Competência e persistência são requisitos essenciais para que um professor possa transmitir às nossas crianças os co-nhecimentos básicos de língua nacional, aritmética, religião, organização social e política, moral e etc.

Então me fico a indagar que outros requisitos, milagrosos, foram necessários para que os jesuítas conduzissem os guaranis ao histórico esplendor das nossas Missões.

Já começa pelo fato de terem que se expressar não na língua deles, o Espanhol, mas na língua dos alunos.

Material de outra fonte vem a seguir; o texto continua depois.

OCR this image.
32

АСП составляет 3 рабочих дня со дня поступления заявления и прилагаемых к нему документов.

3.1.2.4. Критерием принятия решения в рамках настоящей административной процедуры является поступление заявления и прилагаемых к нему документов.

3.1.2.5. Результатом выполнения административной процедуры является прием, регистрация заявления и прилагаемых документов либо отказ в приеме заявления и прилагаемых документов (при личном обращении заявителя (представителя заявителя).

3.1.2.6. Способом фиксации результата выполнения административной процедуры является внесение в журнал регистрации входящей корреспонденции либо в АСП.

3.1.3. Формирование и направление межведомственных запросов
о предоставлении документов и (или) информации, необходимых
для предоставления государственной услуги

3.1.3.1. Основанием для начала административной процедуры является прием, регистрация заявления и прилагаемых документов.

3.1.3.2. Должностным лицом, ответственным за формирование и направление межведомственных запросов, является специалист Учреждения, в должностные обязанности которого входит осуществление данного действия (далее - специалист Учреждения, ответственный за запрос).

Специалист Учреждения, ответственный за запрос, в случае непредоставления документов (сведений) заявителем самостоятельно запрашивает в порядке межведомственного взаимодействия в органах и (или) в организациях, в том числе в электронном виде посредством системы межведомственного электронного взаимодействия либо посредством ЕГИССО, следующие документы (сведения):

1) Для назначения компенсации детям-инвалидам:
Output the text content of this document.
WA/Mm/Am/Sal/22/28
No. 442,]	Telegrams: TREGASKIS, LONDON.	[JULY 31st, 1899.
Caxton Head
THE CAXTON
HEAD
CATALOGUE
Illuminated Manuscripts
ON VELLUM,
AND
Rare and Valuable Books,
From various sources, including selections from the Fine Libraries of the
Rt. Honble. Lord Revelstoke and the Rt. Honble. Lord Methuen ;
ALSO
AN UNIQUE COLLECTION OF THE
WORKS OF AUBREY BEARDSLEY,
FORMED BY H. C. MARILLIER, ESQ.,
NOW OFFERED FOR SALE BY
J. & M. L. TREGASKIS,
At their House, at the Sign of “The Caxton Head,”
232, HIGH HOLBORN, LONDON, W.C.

Precisavam convencer aos índios que trocassem sua organização política – a autogestão sem governantes – pela vantajosa Monarquia Espanhola sob o trono de Madri.

E cumpria, principalmente, esquecer aquela religião selvagem baseada em Nosso Pai Primeiro, Nhanderuvuçú, em seu complemento Nhanderu-Mbacuá o Conhecedor, em Nhandecy Nossa Mãe-Terra e nas quatro-forças-em-uma que dão equilíbrio à natureza: Caapora, o protetor das matas e das plantas e animais da mata; Yara, o protetor das águas e dos peixes; Tupã, a força dos céus, dos ventos e dos pássaros; e Ceucy, a protetora das plantas plantadas e das casas que se levantam perto das lavouras.

Numa língua tão expressiva e sonora, como a guarani, certamente pareceria chocha uma nova divindade-suprema que se chamasse Diós. Então os pioneiros se puseram a procurar uma alternativa, até que optaram por um nome já existente e que constava do catecismo guarani elaborado pelo Pe. Roque Gonzáles: Tupã. (Hoje nós achamos que Tupã era o Deus dos Índios, mas estes consideravam o Deus dos Brancos…)

Pe. Roque Gonzáles, paraguaio de nascimento, foi não apenas um competente lingüísta, mas, principalmente, um sábio organizador de Missões. Tendo entrado para a Companhia de Jesus em 1609, já em 1611 escrevia, da redução de Santo Inácio, ao Superior Provincial: “Os meninos de escola são uns 150, e outras tantas meninas, se não mais. Sabem muito bem as orações e o catecismo, e agora começaremos a ensinar-lhes a ler, escrever e contar”.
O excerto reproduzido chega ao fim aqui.